City planning staff are getting their first look at plans for the new clinical building and parkade slated to be built in front of Royal Inland Hospital.
Development and engineering services director Marvin Kwiatkowski said Friday he has just received the large-scale drawings. Now he and his staff have to go over them to work out details before they are presented to City council at the Nov. 20 meeting.
The seven-storey structure is 18,000 square metres in size. It includes a 350-stall parkade, commercial and retail space, clinical services offices and mechanical area along with an elevator to give patients a safe way of getting up the hill to the main hospital.
There's also a green roof with shrubs, perennials and ground cover.
Accesses and egresses for traffic are not all worked out yet, he said.
Interior Health is eager to get moving on the project, so there's a push at the City to get the plans up and ready for the building permit and then construction stage at winter's end.
"The project's on a fairly tight timeline. We just got the drawings and will take it to staff in the next week," said Kwiatkowski.
Marg Brown, RIH health service administrator, said the price tag for the entire project, from design to construction to outfitting the building, is $80 million.
The clinical building is the first phase of the RIH master site plan that eventually calls for a patient care tower and other improvements.
"It's really moving fast," said Brown, adding that construction should be started in late 2013.
There are still details being worked out.

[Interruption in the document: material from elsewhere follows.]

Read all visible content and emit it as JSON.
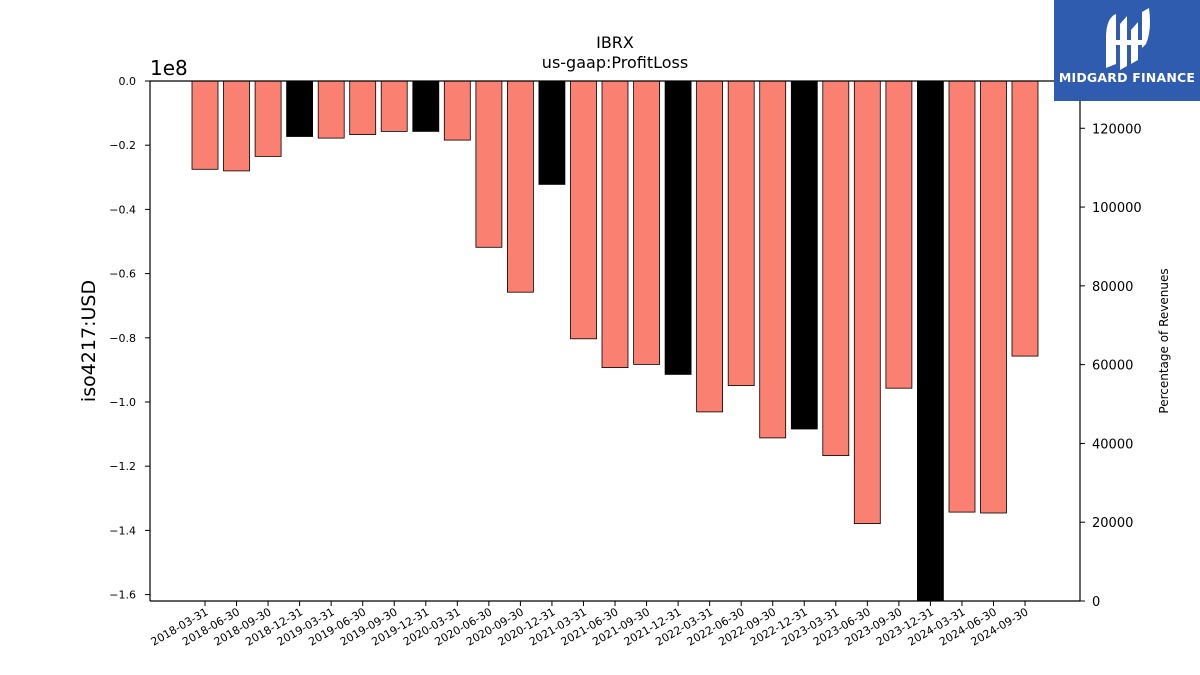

The exact site of the building isn't set yet — geotechnical studies are being done to find the best spot.
Which clinical services will be moved over from the hospital hasn't been determined yet, either, but Brown said they will involve outpatients.

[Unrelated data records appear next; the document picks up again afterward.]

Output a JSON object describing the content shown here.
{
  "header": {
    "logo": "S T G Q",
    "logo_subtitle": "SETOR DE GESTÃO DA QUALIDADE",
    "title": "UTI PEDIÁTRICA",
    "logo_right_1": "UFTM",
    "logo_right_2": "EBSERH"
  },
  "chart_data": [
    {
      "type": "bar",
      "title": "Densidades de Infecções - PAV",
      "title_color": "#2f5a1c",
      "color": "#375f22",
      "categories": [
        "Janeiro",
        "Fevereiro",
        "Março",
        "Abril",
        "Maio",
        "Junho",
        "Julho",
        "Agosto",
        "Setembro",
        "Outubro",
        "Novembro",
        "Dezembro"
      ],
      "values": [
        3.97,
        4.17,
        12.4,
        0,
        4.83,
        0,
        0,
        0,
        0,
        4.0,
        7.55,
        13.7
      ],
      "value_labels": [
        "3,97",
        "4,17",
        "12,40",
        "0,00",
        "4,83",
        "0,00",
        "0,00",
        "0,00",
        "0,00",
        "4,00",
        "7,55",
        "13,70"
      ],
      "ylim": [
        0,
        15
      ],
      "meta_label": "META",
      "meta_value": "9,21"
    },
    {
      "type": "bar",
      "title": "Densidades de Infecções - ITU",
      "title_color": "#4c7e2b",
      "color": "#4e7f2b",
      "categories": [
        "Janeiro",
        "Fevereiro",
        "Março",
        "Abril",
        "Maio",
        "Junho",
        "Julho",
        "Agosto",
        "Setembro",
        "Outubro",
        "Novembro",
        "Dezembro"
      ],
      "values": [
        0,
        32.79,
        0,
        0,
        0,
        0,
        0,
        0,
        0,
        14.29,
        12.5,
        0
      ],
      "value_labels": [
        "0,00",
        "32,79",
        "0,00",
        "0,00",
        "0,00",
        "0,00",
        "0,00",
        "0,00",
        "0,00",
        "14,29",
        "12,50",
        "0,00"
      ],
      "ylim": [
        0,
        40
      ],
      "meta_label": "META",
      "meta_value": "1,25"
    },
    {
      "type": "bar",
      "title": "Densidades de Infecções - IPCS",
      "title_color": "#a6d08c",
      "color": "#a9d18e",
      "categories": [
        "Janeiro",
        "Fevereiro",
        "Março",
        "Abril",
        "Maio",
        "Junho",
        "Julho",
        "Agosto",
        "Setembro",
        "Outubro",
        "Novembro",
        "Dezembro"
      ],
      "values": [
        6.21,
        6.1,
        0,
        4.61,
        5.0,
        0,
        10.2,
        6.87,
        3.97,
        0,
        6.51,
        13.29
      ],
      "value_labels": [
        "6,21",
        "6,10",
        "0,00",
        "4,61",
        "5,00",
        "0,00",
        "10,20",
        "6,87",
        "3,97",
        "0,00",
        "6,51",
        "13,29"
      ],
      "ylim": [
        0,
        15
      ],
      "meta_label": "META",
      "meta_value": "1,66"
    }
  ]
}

Who will move into the 600 metres of commercial space isn't known yet, either.
And the access and egress is a work in progress, too, she said.

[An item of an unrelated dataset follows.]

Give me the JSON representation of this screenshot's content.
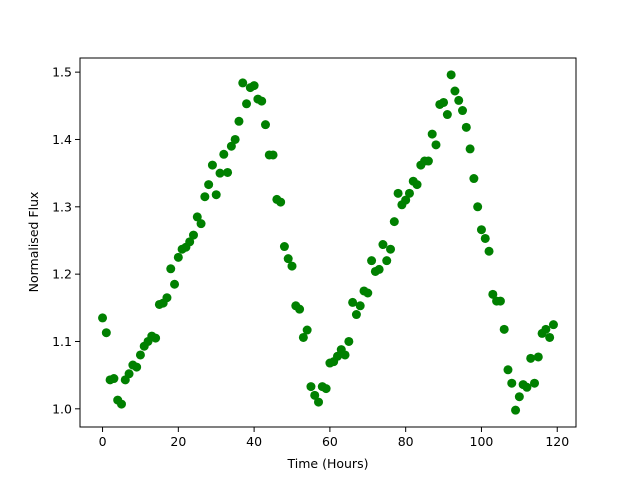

What is known is that the bottom four floors will be commercial and parking. The next two are clinical services and the top floor is mechanical.
There will be room for UBC medical students, including a lecture theatre and teaching space.
And for people in wheelchairs and scooters or who just don't want to climb all those stairs to get to the main hospital, there will be a street-level entrance and elevator that attaches to a covered walkway to RIH's second floor.
"All of those needs were taken into consideration to make it as safe as possible," she said.